Для нее война была жестокой реальностью, угрожавшей жизни ее сыновей. Салли знала, что бессильна уберечь их от войны; но это не мешало ей снова и снова возвращаться к мысли о том, как спасти своих мальчиков, которых, по словам Чарли О'Рейли, гонят на бойню «точно овец».
Надо сказать, что на приисках, вопреки ожиданиям, оказалось не так много охотников отправиться с первыми экспедиционными войсками за океан. Федеральное правительство обещало выставить двадцать тысяч обученных солдат, и добровольцы уже проходили в лагерях подготовку. Однако вербовка среди рудокопов шла плохо.
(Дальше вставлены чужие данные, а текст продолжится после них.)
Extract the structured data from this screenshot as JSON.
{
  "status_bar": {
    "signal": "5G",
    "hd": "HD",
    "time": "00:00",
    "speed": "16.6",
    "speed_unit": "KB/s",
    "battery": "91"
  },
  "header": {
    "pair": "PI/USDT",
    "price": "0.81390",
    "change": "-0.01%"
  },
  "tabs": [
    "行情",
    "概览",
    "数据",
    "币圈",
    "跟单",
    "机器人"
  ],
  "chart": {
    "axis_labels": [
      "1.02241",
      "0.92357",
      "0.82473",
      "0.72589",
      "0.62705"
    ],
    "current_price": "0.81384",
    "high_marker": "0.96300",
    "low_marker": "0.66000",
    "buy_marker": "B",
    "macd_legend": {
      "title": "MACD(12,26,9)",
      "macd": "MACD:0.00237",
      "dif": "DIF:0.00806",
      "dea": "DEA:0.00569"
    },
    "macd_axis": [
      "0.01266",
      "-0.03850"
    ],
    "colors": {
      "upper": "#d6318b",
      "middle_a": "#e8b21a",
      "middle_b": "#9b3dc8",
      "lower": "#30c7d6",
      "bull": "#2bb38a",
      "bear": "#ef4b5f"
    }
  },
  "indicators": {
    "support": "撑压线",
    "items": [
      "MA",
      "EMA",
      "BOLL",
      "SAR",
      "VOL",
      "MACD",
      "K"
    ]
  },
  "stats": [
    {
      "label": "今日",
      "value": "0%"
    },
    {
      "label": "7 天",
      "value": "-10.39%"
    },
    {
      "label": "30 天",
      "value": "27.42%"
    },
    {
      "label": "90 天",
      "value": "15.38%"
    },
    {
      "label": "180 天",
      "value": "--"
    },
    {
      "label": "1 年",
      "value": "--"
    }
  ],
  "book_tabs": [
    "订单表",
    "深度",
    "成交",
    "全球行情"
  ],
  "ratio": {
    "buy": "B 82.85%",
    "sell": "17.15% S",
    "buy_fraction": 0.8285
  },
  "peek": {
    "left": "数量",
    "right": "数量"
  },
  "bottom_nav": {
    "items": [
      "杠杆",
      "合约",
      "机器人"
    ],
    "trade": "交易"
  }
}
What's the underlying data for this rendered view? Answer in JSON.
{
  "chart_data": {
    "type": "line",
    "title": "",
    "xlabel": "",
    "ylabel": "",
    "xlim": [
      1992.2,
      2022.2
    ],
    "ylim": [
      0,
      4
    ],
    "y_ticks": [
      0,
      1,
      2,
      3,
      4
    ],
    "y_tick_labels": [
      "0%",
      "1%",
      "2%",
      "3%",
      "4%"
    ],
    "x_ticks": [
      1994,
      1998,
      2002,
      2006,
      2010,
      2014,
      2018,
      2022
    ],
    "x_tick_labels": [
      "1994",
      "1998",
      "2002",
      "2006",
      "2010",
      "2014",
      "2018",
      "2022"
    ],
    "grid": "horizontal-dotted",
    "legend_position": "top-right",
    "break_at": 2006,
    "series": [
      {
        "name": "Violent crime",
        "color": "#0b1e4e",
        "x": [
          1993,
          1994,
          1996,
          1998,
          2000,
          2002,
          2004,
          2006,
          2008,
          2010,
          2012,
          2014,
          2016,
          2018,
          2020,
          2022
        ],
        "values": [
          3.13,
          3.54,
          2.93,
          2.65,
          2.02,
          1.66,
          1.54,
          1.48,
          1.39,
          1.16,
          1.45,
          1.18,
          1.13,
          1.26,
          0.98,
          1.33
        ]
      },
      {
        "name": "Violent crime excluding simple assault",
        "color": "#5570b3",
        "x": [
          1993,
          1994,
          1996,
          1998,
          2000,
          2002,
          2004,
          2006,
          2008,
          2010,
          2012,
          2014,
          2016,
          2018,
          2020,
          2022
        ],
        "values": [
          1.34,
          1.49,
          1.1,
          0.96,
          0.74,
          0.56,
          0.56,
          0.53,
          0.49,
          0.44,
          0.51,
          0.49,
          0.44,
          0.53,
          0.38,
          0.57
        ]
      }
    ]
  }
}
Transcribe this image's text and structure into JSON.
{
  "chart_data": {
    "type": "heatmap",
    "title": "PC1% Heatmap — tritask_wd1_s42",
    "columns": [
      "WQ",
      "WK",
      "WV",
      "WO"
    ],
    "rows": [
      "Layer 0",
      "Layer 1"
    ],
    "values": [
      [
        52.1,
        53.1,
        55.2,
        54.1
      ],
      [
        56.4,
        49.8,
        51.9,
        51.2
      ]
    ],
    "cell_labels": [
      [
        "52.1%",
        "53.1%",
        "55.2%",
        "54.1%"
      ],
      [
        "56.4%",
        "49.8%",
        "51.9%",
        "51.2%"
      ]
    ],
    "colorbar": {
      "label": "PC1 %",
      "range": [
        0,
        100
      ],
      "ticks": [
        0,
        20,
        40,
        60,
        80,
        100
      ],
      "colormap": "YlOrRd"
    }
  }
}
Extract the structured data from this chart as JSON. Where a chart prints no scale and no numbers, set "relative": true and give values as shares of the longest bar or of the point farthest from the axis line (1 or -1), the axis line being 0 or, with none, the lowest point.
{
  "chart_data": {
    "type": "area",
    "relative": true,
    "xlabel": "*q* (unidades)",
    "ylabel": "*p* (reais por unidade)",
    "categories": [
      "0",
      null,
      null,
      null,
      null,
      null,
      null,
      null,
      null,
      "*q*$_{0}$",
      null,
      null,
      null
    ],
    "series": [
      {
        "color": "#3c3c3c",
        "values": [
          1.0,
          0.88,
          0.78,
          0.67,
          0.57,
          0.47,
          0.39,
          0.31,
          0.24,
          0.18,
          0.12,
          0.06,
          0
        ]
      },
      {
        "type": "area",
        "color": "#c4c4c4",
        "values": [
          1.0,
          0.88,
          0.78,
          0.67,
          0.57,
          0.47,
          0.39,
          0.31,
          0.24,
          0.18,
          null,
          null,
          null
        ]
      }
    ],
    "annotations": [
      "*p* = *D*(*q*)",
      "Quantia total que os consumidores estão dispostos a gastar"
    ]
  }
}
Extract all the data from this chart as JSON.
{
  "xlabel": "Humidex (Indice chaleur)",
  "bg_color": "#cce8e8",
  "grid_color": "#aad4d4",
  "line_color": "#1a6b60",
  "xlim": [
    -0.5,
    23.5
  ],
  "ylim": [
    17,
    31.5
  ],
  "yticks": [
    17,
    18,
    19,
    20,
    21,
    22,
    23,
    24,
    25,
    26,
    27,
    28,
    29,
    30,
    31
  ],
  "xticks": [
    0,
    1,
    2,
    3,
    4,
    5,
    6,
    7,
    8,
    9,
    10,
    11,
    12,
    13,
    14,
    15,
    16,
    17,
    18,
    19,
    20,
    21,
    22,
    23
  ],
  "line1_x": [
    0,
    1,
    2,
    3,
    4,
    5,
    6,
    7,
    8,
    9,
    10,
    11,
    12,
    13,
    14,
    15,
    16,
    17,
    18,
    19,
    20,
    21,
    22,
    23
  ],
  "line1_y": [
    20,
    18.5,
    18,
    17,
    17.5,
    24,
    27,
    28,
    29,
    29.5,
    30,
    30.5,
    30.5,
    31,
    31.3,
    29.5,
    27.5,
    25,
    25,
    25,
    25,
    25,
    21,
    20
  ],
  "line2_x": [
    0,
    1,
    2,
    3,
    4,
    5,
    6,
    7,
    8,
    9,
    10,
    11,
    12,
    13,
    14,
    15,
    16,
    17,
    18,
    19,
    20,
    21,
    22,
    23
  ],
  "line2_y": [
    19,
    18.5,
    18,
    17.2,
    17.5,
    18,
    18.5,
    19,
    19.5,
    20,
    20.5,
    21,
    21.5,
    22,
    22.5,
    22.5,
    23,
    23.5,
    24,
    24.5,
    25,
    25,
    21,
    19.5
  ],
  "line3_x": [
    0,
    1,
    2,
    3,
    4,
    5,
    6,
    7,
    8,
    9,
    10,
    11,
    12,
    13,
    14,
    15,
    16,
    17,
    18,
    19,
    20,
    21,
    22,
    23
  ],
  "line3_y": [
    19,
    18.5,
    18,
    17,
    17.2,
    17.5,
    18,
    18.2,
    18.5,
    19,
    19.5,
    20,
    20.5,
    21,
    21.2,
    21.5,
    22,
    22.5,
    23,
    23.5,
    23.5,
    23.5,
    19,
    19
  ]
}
В ответ на вопросы вербовщиков на Боулдер-Рифе говорили:
— А что будет с Австралией?
Премьер-министру Энди Фишеру легко призывать народ отдать «все до последнего человека и последнего шиллинга» на защиту империи! А между тем люди самых разных взглядов стали с тревогой задумываться над тем, к чему это ведет: ведь Австралия может оказаться совсем беззащитной, если не воспрепятствовать политике оголения страны, что и произойдет, когда укомплектуют экспедиционный корпус. В конце концов Австралия — это же часть империи, протестовали местные дельцы, и не секрет, что ее оборона находится в плачевном состоянии: нет ни достаточного количества людей, ни снаряжения и боеприпасов для сколько-нибудь эффективного отпора врагу в случае нападения.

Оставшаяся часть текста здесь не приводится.